Wednesday, December 29, 2010

'I'm so bored with this blizzard already'

Snow removalImage via Wikipedia


"When was the blizzard over?" head Assignment Editor Deirdre Sykes said to no one in particular at Tuesday afternoon's news meeting in Woodland Park. "I'm so bored with it and all these people complaining about glacial snow removal. Get a life, will ya?

"I mean," she said, stopped by her own laugh, "Monday's paper badly low-balled the estimate of how much snow would fall, and today's front page [Tuesday] was upbeat, looking forward to warmer temperatures. 

"But don't readers appreciate how all those vignettes turned their drab suburbs into a bootiful winter wonderland?

"I'm so glad The Record moved out of Hackensack," she went on, "where employees did such a shitty job of clearing the parking lot, you remember, I fell and injured myself trying to cross a snowbank."


Well-padded editor


Several sets of eyes focused on her face, framed by another one of her incredibly ugly hair styles. These layout editors were the lowest on the totem pole, and they detested this woman who seemed to hold onto power in the newsroom year after year despite her legendary laziness and her "pets," who did nothing. 

They thought to themselves, "Yeah, we remember how you flopped on your ass, but you were probably saved from serious injury by all that padding. Yet, you still took how many weeks off?"

Sykes continued, "OK. Let's talk about education, gas prices, airport delays on the front page tomorrow [Wednesday] -- anything but residents bitching about a tickets blitz to get them to dig their cars out or uncleared sidewalks and streets. What do you think, Frank?"

Editor Francis Scandale: "Sure, Deirdre. Can we get a sports photo on the front again?"


Burying minority news

Way back on A-17 today, a wire-service story from Miami reported the deaths of five teenagers, who were overcome by fumes from the running engine of a car they parked in a garage under their motel room. 

Given better play, the story could have been instructive to new drivers unaware of the dangers of a running engine in a confined space. Oh, the teens lived in Miami's Little Haiti neighborhood, and Scandale probably thought they weren't worth mention near the front.


A day late -- again

Many other newspapers gave voice to residents' frustration and anger Tuesday over the slow pace of snow removal, but The Record comes to the party a day late -- with two stories on the front of Sykes' Local section today.

Impassable side streets and limited mass transit were evident Monday and Tuesday, too, but Sykes and her minions (D. Sforza, R. Whitby, C. Joseph, et. al) were too lazy to notice. Why were trains keeping a holiday schedule Tuesday? "Due to continued weather conditions," the L-1 story reported on the jump page, L-3.

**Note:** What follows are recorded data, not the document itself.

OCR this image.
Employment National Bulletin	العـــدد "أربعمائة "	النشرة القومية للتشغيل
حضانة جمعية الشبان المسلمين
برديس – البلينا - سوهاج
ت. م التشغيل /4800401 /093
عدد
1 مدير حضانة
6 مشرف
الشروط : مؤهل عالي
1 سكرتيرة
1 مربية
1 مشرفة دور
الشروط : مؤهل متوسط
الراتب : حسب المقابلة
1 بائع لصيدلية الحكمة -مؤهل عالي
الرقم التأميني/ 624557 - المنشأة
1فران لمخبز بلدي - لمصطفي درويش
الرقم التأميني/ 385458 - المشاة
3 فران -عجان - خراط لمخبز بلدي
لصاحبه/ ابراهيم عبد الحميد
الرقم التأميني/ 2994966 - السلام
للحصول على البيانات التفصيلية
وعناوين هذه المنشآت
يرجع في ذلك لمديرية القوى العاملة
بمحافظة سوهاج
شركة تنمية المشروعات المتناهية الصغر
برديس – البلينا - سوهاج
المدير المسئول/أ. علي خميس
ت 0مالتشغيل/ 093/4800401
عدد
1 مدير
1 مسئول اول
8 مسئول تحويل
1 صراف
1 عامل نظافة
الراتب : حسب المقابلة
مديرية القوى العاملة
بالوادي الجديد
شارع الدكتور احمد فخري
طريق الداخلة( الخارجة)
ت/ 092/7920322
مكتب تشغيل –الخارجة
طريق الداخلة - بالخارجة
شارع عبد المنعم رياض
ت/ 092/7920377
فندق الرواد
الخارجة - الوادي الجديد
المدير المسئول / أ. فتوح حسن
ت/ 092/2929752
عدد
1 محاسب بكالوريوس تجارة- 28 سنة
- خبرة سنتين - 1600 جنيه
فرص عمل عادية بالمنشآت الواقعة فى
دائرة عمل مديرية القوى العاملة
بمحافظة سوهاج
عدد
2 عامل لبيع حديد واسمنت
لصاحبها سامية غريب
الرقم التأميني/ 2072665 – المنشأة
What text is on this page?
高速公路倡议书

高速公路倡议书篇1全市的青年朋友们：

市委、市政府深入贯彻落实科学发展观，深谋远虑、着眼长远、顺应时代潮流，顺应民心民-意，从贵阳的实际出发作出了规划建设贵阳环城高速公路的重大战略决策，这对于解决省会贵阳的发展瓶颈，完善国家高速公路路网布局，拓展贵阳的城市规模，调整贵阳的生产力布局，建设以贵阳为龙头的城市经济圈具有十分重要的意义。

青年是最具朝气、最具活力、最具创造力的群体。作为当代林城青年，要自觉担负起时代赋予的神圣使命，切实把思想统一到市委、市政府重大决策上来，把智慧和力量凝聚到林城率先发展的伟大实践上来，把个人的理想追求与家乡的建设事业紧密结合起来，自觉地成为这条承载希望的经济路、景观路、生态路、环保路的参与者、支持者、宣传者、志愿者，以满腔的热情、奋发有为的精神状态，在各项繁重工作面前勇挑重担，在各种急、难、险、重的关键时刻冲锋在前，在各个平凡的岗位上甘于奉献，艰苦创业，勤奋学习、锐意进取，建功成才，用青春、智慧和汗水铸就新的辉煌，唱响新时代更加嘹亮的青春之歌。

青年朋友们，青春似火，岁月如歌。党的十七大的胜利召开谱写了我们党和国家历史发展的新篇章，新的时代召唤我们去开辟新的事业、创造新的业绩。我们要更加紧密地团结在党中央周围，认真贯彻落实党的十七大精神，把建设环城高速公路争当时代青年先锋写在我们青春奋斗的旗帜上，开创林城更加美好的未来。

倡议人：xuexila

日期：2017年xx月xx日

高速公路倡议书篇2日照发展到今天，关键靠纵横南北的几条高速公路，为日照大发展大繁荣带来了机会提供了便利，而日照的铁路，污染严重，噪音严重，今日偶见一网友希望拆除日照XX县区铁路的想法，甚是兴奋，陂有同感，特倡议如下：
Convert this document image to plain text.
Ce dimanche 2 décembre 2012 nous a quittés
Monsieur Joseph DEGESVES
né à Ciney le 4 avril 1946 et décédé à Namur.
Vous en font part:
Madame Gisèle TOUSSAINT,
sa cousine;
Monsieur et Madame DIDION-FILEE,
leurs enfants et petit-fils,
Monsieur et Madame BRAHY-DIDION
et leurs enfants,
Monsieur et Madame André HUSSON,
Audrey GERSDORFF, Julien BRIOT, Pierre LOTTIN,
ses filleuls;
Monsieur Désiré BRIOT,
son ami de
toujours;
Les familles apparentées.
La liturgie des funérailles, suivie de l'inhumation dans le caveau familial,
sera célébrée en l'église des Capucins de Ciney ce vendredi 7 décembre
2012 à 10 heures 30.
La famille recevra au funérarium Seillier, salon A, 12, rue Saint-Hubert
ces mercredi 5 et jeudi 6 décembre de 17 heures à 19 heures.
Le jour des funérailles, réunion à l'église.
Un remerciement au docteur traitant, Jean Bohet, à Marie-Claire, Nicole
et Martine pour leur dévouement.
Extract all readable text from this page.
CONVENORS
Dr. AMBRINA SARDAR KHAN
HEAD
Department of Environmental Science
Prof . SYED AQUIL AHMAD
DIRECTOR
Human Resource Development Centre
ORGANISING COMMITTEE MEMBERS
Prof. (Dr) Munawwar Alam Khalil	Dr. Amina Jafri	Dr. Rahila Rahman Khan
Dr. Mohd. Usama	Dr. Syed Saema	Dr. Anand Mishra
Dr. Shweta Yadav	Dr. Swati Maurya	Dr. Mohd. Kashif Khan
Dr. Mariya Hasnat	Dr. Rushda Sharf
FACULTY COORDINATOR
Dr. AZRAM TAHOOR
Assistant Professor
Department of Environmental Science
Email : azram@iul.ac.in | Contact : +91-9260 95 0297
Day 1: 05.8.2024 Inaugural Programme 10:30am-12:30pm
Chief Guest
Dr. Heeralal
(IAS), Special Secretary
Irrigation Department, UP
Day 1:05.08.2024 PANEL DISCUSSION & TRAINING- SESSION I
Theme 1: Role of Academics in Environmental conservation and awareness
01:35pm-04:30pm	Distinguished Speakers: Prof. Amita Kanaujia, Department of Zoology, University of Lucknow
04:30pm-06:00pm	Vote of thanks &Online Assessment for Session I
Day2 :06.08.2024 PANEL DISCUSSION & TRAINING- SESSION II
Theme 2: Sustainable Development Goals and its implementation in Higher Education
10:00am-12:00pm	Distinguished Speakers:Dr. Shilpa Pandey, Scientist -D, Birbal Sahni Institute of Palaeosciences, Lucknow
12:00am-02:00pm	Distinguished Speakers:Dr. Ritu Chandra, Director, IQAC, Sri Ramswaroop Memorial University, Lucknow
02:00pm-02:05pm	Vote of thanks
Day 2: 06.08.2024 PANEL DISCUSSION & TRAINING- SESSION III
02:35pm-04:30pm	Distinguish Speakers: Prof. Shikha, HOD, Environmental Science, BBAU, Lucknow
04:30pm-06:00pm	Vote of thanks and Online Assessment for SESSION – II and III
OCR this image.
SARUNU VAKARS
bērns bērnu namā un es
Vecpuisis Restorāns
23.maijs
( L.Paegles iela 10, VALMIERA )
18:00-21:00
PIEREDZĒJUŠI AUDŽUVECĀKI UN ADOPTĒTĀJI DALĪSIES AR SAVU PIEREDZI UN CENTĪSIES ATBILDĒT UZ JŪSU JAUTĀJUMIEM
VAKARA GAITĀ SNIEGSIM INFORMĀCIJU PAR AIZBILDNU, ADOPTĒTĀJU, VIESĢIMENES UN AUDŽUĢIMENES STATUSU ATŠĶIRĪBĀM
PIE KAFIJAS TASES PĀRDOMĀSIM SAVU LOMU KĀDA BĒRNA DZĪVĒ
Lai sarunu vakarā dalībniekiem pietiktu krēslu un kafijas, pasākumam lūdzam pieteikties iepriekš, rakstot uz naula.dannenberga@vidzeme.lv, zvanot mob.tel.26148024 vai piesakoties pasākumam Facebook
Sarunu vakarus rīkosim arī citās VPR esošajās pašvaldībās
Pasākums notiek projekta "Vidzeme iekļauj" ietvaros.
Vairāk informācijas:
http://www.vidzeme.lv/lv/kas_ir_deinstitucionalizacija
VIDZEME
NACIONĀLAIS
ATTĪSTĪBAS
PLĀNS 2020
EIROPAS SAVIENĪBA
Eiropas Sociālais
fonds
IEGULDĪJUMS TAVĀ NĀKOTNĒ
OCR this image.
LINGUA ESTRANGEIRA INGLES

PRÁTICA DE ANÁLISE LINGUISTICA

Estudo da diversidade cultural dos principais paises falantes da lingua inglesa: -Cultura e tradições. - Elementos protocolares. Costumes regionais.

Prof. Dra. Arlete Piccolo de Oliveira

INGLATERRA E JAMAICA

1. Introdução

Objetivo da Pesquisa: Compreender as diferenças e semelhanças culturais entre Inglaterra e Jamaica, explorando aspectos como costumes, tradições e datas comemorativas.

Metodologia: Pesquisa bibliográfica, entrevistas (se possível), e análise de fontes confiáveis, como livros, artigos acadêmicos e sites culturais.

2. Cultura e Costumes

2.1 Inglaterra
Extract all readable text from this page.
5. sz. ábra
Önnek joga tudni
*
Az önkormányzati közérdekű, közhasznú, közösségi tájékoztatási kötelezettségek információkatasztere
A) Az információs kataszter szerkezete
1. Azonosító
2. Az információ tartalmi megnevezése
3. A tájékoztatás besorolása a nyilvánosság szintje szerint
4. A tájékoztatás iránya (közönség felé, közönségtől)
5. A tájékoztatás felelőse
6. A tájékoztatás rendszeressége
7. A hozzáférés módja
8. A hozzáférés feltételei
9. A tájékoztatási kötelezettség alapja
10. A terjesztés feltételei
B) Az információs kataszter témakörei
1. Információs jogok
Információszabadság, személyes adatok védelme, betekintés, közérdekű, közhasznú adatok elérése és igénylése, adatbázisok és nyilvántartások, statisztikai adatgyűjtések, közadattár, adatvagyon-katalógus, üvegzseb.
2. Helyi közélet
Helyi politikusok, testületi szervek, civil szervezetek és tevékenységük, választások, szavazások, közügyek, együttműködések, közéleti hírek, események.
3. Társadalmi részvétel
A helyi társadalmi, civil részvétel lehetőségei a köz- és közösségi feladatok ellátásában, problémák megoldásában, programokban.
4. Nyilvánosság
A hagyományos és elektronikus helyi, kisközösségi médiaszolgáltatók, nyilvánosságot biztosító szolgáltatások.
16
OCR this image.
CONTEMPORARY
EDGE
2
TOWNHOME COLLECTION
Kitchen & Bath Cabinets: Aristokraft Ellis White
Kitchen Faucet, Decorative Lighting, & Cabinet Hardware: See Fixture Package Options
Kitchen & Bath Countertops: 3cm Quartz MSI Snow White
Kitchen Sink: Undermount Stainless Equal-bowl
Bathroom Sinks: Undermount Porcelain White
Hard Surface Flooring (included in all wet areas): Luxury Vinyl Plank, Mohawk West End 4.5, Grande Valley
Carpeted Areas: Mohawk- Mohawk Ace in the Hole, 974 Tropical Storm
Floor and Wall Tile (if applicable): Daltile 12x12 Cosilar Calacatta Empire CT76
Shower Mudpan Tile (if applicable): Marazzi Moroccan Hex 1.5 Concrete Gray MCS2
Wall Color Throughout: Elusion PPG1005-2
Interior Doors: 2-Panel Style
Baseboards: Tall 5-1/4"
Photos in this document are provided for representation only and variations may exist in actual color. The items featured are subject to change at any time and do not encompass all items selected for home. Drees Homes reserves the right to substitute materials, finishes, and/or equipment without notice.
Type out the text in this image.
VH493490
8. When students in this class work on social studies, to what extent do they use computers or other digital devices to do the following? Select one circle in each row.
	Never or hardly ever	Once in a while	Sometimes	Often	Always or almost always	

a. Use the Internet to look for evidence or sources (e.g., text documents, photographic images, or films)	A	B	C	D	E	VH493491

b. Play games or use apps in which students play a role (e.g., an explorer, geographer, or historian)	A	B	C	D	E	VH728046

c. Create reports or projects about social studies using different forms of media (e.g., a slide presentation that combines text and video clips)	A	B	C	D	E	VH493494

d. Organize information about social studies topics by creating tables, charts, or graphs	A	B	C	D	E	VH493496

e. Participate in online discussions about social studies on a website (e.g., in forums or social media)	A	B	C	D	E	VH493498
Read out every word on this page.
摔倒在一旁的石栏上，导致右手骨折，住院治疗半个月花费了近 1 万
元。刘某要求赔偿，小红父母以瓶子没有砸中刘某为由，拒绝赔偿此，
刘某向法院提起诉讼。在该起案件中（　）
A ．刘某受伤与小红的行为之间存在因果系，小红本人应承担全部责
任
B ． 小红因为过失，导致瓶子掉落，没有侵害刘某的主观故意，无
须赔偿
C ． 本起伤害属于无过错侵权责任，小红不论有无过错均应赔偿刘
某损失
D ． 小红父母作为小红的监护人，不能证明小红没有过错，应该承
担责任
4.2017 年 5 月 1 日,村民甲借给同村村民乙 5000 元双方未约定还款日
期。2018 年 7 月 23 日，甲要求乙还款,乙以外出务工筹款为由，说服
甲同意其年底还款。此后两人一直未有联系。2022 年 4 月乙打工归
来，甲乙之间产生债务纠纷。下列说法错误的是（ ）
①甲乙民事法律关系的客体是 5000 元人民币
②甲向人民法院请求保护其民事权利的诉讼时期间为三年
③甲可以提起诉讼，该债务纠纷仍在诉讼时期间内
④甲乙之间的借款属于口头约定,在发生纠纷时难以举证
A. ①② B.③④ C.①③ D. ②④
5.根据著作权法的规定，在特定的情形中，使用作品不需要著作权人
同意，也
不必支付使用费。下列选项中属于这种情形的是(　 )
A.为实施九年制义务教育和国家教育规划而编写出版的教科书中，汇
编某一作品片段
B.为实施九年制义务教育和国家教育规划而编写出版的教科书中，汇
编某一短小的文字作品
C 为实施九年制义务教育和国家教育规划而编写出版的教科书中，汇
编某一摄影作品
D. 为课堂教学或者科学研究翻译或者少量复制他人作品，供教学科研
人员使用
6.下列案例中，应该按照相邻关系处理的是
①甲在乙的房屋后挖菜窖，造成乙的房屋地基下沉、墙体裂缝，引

From Englewood, Staff Writer Giovanna Fabiano reports private contractors were brought in by the city to supplement city cleanup crews. She probably got that by phone, so you won't read anything from her about the hundreds of boot prints left by nannies, maids and other workers on the unshoveled sidewalks in front of multimillion dollar mansions on North Woodland Street.

And no reporter seems to have ventured out to Routes 4 and 17, where mounds of snow at the exits of retail parking lots block drivers' view of oncoming traffic and make entering roadways a white-knuckle leap of faith.

Road Warrior Columnist John Cichowski -- long clueless on what makes a readable column -- today writes about rock salt (L-1).